Der St. Galler Professor Franco Lorandi meint gar: «Wer keine Chance hat, aus der Schuldenfalle herauszukommen, aber dennoch genug verdient, um seinen Lebensunterhalt zu bestreiten, der meldet lieber heute als morgen Konkurs an.»
Die häufigste Ursache für Schulden ist Arbeitslosigkeit. Wobei sich das jeweils erst mit einer gewissen Verzögerung bemerkbar macht. Philip Talbot vom Zürcher Bezirksgericht geht davon aus, dass die Zahl der Privatkonkurse als Folge der Wirtschaftskrise in absehbarer Zeit wieder ansteigt.
Schuldner scheuen sich
Auch Scheidungen zählen zu den Risikofaktoren für eine Verschuldung. So war es im Fall von Paula Grüninger *. Nach der Trennung von ihrem Mann konnte die alleinerziehende Mutter den auf zwei Einkommen ausgelegten Lebensstandard nicht mehr halten. Die Eigentumswohnung musste liquidiert werden und ging unter ihrem Preis weg. Zurück blieben Schulden von 150'000 Franken. Mit ihrem Teilzeitpensum hat Paula Grüninger keine Chance, in absehbarer Zeit ein Vermögen anzuhäufen. «In einem solchen Fall empfehlen wir den Konkurs», sagt Marco Petrini von der Zürcher Fachstelle für Schuldenfragen.
Wie viele Schuldner scheut sich auch Paula Grüninger, diesen Schritt zu tun. Oft seien es falsche Vorstellungen, welche die Leute vom Konkurs abhielten. Manche zögern, weil sie befürchten, nie mehr eine andere Wohnung zu bekommen, und würden dabei vergessen, dass es ihnen als Schuldner mit Betreibungen und Lohnpfändung auch nicht besser ergehe. «Wenn wir die Leute klar über die Folgen informieren, verziehen sich ihre Bedenken meist.»
Von Vorteil sei es, so Petrini, das persönliche Umfeld rechtzeitig zu informieren. Nebst dem Freundeskreis gehöre dazu auch der Arbeitgeber oder die Vermieterin. Damit lasse sich verhindern, dass diese es auf Umwegen erfahren oder aus dem Amtsblatt, worin jeder Konkurs veröffentlicht wird.
Gläubiger gehen oft leer aus
Während der Privatkonkurs für die Schuldner ein Befreiungsakt ist, gehen die Gläubiger – die häufigste Gruppe sind die Steuerbehörden – meist leer aus. Der Jurist Lorandi verweist auf eine Untersuchung, wonach über 85 Prozent aller privaten Konkurse ohne jegliche Zahlung an die Gläubiger enden. Angesichts dieser Zahlen drängt sich der Schluss auf, dass sich viele Schuldnerinnen und Schuldner mit einem Privatkonkurs «sanieren».

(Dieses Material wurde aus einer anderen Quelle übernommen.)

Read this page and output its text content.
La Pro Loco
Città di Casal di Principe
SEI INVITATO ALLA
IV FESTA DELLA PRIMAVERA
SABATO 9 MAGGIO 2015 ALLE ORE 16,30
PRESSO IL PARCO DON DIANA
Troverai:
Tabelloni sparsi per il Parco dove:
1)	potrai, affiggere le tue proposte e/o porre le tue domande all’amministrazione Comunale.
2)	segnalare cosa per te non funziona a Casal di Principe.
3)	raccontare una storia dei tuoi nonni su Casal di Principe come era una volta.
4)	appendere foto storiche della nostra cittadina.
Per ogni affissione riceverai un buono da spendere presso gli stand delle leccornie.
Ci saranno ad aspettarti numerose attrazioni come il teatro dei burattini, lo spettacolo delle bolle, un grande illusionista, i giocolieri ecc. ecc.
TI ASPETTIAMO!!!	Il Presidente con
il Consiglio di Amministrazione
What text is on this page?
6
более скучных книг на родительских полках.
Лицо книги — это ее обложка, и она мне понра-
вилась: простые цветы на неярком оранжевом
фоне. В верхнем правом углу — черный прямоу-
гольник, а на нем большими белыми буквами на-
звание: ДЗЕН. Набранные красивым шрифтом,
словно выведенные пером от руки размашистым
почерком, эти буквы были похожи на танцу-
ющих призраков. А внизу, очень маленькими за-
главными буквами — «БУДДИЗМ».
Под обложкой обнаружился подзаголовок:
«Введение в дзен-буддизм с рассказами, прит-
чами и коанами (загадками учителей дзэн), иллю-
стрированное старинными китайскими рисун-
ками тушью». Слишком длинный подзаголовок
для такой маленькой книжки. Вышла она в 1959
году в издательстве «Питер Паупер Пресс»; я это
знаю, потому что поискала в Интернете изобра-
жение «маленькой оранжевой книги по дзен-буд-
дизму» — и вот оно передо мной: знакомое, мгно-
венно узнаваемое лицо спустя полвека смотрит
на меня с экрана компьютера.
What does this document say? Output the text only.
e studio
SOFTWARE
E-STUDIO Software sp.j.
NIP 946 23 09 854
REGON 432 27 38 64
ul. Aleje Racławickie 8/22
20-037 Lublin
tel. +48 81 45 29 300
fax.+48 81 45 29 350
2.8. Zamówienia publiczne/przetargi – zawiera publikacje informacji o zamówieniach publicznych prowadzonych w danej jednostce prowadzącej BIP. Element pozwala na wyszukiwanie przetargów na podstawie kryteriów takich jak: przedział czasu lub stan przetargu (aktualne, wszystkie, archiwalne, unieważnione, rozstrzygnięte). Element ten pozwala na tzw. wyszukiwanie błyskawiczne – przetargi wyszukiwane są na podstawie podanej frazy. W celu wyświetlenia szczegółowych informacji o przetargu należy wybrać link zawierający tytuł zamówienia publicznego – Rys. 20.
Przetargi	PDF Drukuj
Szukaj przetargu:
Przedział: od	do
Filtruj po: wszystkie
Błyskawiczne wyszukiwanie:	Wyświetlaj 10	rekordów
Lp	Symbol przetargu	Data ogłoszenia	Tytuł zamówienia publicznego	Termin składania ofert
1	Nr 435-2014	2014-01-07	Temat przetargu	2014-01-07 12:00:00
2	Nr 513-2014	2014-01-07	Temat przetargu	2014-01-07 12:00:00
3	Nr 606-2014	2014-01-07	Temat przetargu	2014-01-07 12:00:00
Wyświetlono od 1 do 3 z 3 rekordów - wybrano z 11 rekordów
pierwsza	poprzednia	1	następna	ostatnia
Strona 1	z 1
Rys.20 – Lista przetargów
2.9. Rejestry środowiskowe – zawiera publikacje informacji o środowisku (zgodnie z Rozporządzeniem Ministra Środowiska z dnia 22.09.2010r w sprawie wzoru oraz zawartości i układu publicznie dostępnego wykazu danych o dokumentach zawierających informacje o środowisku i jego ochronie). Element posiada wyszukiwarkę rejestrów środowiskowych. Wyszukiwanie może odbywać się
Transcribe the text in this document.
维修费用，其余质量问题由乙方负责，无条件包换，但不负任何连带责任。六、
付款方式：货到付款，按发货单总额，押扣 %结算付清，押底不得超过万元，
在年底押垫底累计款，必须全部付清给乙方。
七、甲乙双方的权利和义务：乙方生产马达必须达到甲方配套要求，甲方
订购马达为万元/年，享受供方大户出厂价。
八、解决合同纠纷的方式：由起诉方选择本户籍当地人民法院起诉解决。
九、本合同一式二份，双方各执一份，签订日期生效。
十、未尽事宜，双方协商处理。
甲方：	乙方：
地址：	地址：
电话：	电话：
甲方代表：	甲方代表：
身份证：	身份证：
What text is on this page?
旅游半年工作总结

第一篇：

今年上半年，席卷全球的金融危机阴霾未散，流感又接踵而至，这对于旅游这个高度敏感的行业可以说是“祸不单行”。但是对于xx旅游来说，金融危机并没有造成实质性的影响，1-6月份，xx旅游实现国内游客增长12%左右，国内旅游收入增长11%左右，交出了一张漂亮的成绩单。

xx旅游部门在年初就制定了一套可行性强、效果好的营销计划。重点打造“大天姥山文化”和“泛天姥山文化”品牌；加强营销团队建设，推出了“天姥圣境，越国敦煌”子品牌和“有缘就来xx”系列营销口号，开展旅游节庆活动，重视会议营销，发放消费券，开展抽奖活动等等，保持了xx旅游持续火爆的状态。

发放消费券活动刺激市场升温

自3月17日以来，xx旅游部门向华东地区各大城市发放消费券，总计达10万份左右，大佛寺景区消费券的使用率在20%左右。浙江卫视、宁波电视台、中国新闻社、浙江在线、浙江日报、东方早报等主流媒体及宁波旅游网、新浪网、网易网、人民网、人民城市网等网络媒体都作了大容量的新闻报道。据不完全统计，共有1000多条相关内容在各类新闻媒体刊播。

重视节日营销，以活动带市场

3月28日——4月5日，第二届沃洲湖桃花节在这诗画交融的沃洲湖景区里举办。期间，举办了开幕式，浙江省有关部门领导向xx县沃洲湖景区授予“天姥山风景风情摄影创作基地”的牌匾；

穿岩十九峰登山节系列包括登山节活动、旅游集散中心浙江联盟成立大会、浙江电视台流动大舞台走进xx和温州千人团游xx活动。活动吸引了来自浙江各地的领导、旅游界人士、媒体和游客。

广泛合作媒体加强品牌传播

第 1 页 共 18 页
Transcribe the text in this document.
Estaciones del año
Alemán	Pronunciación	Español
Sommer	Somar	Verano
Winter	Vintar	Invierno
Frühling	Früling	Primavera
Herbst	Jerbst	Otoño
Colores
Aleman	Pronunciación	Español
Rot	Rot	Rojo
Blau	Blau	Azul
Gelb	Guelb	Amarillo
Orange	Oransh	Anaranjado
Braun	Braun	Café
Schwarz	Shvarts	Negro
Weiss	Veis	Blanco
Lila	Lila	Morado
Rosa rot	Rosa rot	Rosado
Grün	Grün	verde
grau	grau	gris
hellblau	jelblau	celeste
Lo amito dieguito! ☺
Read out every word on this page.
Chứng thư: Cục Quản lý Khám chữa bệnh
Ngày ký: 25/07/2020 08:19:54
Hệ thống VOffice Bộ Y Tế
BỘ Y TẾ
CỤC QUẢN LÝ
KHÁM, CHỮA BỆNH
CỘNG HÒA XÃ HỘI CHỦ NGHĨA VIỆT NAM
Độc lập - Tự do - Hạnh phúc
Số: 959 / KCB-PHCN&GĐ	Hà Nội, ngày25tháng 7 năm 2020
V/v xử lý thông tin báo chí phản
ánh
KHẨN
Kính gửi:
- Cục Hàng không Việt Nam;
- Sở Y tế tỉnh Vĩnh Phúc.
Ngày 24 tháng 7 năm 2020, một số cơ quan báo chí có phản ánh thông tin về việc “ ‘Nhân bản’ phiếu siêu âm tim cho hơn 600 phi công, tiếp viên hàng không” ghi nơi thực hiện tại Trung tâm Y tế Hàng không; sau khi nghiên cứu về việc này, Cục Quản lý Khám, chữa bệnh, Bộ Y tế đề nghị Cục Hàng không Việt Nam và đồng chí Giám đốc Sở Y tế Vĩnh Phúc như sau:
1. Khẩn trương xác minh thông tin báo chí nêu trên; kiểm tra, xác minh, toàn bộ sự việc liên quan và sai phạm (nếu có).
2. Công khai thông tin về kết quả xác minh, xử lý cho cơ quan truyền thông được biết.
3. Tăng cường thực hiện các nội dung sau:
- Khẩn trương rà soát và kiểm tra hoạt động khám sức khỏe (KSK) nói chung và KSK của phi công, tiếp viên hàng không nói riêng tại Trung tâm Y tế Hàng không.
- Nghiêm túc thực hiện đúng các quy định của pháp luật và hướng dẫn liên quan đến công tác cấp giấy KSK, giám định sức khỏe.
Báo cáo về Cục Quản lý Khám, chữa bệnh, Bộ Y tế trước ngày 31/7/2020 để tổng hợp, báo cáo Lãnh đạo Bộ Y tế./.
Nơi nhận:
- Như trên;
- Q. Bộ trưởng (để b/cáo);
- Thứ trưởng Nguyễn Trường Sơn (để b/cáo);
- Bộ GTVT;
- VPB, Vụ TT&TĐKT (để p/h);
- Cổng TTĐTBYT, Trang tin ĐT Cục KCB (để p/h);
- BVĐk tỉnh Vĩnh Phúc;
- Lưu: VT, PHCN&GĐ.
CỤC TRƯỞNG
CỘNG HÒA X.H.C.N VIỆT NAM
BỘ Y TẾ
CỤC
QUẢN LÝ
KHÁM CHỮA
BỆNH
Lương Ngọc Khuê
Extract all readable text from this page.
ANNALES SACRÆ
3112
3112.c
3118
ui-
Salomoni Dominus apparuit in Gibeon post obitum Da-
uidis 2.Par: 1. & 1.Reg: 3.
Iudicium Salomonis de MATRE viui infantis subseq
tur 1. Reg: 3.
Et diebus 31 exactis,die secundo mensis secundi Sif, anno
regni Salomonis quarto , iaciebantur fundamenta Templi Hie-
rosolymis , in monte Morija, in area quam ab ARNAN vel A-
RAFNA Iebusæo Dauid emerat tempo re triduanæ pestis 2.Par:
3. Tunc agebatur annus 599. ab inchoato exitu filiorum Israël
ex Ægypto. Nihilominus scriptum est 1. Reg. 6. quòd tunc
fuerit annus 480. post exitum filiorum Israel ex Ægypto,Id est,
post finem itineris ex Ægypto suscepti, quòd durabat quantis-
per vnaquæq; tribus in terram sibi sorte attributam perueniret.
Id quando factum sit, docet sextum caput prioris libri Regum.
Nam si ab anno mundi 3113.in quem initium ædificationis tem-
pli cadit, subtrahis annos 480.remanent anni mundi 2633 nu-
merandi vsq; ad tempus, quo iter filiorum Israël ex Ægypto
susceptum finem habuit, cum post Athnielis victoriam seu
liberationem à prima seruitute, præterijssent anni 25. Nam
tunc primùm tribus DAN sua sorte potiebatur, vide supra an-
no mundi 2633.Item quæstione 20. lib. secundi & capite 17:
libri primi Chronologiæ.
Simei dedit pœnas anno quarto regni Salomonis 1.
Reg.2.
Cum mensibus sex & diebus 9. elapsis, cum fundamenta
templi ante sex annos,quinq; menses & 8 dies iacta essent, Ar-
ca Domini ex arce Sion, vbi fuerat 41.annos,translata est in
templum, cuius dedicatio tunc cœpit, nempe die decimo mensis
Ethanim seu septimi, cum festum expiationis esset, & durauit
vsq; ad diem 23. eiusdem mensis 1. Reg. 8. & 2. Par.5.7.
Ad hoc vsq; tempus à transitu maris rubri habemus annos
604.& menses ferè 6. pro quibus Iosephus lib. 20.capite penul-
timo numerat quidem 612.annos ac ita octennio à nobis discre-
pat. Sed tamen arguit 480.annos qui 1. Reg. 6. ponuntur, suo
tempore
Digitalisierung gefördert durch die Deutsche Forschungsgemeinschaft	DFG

Auch H. W. hat von Anfang an gewusst, dass er seine Schulden nie wird begleichen können. Er hofft nun, dass die Gläubiger seine Begründung akzeptieren. Das müssen sie aber nicht. Sie können W. jederzeit für die alte Forderung betreiben. Dann müsste er seine finanzielle Situation detailliert offenlegen und nachweisen, dass er tatsächlich nicht über genügend Einkommen verfügt, um wenigstens einen Teil der Schulden abzustottern.